Eliminates the need for drawing borders around the first person view.



It should be easy to implement and verify? I'd like to see it! ?



HSCALE

$9F2A, $2C



VSCALE

$9F2B, $2C



Good idea, but there is a drawback.  When you use a VSCALE or HSCALE that is anything other than $80, VERA will still make the resultant image 640x480. Your "pixels" are actually more than one pixel wide or high. When V/HSCALE are $40 (ie 320x240) or $20 (ie 160x120) that isn't a problem, all the "pixels" are just 2x2 or 4x4, respectively. 

But for a scaling factor that isn't a power of two, VERA has to make variable-size pixels. I'm using $33 for Asteroid Commander, giving me a resolution of 255x192. VERA handles this by making half the "pixels" 3 pixels wide, alternating with 2 pixels wide, and the same for the height. So my pixels are either 2x2, or 2x3, or 3x2, or 3x3. With a value of 2C, you'd get a resolution of 220x165, and 200 of your columns would be 3 pixels wide, the other 20 only 2; similarly 150 rows would be 3 pixels tall, the other 15 only two. Basically every 11th row and column is smaller.

A huge advantage of using $33 or below is that you only need one byte for a column index.
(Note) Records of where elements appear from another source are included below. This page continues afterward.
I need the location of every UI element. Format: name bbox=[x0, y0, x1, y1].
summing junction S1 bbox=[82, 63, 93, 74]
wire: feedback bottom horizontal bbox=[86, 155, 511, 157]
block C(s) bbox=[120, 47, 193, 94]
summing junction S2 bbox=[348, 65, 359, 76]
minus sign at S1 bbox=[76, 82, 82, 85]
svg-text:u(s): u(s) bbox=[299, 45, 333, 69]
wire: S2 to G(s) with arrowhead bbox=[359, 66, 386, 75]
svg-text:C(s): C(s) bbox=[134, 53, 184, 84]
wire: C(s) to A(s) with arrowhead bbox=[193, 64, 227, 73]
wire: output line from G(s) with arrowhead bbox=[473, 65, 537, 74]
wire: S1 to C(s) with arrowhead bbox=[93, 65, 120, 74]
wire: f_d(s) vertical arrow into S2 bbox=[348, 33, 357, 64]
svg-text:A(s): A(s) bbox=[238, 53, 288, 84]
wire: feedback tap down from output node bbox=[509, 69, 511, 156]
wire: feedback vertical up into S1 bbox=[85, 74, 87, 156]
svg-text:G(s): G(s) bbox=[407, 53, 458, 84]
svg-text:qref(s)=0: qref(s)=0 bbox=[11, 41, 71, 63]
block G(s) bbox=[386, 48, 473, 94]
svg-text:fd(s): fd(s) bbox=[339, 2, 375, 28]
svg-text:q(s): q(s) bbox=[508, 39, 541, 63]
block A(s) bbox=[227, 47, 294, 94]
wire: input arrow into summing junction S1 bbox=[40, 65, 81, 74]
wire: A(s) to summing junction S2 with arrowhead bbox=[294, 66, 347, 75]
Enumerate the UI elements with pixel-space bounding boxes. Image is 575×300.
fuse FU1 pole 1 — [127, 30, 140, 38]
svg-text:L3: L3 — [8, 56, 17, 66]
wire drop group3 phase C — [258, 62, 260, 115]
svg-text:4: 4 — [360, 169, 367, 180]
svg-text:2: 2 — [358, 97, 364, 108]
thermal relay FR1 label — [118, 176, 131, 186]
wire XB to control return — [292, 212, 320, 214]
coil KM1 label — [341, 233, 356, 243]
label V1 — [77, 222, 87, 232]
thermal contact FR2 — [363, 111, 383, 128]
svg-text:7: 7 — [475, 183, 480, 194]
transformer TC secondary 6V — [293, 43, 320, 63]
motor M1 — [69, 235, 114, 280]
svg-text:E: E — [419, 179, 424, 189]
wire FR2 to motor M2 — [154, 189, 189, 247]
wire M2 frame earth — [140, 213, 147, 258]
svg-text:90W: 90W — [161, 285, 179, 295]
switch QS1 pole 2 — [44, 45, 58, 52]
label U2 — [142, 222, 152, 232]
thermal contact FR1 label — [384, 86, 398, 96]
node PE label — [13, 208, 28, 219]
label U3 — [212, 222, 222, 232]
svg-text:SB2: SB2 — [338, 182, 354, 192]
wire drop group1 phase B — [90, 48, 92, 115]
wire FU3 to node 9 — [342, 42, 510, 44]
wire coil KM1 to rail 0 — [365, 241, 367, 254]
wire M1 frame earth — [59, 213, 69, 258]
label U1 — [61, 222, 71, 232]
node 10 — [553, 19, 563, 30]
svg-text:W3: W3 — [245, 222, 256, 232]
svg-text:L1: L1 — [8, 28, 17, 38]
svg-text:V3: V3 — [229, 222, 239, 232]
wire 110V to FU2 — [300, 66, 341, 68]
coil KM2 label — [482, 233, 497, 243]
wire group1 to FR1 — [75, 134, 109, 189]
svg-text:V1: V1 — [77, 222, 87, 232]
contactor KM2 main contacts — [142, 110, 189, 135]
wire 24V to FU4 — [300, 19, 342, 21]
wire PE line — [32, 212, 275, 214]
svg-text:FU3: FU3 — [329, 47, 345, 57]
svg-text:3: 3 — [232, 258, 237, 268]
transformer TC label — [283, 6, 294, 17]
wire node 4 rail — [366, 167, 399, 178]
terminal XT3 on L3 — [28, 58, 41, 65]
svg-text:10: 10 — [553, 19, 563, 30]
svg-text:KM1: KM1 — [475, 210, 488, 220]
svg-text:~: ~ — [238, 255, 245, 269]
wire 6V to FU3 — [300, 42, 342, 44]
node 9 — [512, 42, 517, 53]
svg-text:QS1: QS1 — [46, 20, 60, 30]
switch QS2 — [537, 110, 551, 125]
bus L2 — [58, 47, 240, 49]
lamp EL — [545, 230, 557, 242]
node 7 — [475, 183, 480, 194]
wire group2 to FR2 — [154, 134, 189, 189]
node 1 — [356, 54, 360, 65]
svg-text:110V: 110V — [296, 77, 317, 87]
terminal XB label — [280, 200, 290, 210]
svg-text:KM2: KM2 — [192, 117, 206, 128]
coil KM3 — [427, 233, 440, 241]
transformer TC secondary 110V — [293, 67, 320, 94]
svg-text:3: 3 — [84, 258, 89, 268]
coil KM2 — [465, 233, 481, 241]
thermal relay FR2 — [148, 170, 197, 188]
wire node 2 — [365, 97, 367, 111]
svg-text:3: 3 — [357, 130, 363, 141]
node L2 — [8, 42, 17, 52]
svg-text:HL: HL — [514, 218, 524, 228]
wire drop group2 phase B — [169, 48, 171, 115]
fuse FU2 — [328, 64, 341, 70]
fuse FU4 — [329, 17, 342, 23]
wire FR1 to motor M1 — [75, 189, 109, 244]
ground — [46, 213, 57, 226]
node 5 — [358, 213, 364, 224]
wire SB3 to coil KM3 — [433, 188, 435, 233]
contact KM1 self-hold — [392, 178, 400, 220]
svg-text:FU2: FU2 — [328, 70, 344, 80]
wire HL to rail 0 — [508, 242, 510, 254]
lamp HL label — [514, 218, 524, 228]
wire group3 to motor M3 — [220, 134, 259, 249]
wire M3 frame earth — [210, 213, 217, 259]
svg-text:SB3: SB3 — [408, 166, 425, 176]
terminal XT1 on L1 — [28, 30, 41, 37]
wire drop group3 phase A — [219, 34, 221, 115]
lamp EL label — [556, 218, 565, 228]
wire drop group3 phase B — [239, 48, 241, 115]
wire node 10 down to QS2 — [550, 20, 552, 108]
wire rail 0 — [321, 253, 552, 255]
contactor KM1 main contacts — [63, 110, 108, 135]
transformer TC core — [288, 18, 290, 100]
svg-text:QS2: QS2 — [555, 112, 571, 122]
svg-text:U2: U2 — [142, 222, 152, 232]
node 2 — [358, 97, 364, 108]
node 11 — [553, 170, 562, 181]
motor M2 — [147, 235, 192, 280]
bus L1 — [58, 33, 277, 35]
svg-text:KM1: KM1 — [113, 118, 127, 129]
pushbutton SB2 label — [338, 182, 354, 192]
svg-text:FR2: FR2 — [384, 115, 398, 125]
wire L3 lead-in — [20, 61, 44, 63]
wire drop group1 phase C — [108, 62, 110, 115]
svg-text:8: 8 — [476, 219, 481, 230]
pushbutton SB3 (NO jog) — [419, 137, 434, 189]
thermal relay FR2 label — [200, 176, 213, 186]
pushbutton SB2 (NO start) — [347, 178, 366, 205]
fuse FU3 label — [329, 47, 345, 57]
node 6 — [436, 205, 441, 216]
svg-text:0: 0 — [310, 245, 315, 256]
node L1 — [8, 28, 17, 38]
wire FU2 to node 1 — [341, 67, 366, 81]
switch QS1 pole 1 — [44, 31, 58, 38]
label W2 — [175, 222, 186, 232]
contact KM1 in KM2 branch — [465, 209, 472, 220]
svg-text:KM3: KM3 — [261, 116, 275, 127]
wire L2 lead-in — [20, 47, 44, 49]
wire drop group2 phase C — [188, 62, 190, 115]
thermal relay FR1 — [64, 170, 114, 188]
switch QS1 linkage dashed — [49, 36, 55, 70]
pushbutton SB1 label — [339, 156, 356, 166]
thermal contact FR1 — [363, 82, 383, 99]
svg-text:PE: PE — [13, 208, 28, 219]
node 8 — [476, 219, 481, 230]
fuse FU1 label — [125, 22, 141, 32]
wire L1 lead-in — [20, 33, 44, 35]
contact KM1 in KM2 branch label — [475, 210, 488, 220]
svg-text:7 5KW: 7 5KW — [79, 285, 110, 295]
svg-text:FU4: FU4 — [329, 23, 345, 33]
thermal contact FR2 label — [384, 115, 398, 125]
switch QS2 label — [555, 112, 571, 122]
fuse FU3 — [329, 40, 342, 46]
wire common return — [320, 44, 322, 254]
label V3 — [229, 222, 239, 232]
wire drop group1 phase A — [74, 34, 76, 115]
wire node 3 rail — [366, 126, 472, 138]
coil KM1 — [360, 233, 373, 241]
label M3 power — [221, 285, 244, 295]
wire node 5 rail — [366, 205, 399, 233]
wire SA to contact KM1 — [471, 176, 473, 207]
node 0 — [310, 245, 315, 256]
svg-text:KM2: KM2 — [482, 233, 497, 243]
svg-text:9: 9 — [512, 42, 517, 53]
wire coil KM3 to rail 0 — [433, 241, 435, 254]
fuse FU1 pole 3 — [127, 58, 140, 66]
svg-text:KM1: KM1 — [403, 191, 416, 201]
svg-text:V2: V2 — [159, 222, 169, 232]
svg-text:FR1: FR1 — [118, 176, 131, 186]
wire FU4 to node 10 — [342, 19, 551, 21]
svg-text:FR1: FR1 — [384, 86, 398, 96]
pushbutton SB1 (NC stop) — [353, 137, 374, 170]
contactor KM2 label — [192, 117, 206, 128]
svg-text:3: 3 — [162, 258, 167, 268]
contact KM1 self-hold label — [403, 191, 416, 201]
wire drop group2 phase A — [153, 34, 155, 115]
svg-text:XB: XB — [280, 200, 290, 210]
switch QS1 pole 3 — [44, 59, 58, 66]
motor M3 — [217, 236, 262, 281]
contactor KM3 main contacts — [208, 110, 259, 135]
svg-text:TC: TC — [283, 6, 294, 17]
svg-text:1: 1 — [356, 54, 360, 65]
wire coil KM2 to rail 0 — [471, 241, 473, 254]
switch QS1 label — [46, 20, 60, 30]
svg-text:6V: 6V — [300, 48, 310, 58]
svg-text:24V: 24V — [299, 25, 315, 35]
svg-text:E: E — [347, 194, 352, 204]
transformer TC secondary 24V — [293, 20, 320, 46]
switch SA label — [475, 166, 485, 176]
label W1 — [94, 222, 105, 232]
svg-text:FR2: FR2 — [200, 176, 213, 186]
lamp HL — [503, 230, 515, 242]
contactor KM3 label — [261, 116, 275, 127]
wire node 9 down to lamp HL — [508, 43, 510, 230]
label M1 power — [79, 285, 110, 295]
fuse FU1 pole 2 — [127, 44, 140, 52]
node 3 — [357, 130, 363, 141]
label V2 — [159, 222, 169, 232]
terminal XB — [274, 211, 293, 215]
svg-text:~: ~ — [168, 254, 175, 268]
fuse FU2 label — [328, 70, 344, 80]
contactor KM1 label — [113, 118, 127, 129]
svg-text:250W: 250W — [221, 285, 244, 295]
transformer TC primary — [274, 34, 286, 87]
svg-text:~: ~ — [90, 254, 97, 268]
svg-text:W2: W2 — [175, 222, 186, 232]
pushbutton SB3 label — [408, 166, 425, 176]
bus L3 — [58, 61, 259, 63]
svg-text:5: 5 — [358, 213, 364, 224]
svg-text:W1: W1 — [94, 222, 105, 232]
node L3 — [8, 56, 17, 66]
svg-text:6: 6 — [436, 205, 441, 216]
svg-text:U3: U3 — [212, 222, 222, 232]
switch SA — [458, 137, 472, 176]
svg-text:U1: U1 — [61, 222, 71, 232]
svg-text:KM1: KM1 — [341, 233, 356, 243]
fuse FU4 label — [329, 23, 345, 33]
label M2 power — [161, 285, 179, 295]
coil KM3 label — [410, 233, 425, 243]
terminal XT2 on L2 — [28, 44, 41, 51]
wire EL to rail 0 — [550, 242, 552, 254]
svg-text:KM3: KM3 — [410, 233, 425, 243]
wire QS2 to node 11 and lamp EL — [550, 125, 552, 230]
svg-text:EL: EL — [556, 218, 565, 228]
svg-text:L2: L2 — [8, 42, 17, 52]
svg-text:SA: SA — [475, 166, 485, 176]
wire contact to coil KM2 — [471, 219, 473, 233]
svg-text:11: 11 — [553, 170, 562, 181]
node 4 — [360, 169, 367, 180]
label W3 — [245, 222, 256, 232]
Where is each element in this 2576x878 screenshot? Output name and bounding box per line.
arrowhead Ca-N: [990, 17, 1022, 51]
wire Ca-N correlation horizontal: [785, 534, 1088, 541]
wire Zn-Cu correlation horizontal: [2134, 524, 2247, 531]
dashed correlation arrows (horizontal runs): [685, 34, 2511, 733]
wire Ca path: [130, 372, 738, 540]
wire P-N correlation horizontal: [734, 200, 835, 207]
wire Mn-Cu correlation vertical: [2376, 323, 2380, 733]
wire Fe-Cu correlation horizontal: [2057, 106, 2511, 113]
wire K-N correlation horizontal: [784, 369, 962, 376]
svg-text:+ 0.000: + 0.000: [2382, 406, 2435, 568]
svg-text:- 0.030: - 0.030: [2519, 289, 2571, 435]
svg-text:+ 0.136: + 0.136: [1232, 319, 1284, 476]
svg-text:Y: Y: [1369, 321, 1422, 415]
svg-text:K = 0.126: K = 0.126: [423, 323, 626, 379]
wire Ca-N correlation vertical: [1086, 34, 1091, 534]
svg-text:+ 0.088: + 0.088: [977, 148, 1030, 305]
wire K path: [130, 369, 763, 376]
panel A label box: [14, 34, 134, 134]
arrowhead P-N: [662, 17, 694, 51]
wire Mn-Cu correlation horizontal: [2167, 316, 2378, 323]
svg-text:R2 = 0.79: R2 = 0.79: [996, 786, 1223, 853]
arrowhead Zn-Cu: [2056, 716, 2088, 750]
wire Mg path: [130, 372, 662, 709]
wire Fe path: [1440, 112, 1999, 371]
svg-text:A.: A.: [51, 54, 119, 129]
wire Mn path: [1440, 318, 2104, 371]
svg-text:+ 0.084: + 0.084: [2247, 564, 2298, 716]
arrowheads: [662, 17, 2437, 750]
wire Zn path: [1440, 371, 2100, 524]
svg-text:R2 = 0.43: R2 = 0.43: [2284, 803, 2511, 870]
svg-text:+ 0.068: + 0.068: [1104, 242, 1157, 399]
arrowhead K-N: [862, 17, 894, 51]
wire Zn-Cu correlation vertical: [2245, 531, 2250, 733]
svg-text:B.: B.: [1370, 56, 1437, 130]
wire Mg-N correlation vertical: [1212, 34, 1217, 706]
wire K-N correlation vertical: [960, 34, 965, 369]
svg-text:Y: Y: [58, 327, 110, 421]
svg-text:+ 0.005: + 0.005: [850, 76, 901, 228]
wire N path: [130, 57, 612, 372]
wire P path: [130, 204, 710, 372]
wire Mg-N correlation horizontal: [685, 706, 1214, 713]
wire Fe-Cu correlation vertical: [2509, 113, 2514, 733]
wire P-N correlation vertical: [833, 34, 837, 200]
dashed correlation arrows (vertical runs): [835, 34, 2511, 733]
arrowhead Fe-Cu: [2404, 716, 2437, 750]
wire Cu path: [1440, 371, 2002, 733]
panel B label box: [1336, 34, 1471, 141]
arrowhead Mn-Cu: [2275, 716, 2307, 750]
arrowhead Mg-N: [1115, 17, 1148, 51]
That simplifies and speeds up a lot of calculations. 

 


New demo uploaded: Wolfenstein 3D - raycasting demo with textures

Posted: Wed Feb 23, 2022 5:08 pm
by Rob


On 2/22/2022 at 3:59 PM, Ed Minchau said:




Good idea, but there is a drawback.  When you use a VSCALE or HSCALE that is anything other than $80, VERA will still make the resultant image 640x480. Your "pixels" are actually more than one pixel wide or high. When V/HSCALE are $40 (ie 320x240) or $20 (ie 160x120) that isn't a problem, all the "pixels" are just 2x2 or 4x4, respectively. 



But for a scaling factor that isn't a power of two, VERA has to make variable-size pixels. I'm using $33 for Asteroid Commander, giving me a resolution of 255x192. VERA handles this by making half the "pixels" 3 pixels wide, alternating with 2 pixels wide, and the same for the height. So my pixels are either 2x2, or 2x3, or 3x2, or 3x3. With a value of 2C, you'd get a resolution of 220x165, and 200 of your columns would be 3 pixels wide, the other 20 only 2; similarly 150 rows would be 3 pixels tall, the other 15 only two. Basically every 11th row and column is smaller.



A huge advantage of using $33 or below is that you only need one byte for a column index. That simplifies and speeds up a lot of calculations. 



 



So, in short, unless you're using either a native resolution or a scaling factor of 2, you will end up with odd-sized pixels that won't look right unless those odd-sized pixels are more evenly dispersed.

I think I'd be okay with a border-less lower resolution option to experience an even smoother frame rate.



I got to this thread while thinking of a PETSCII Wolfenstein engine, so seeing this engine working on even 160 x 120 would still be glorious.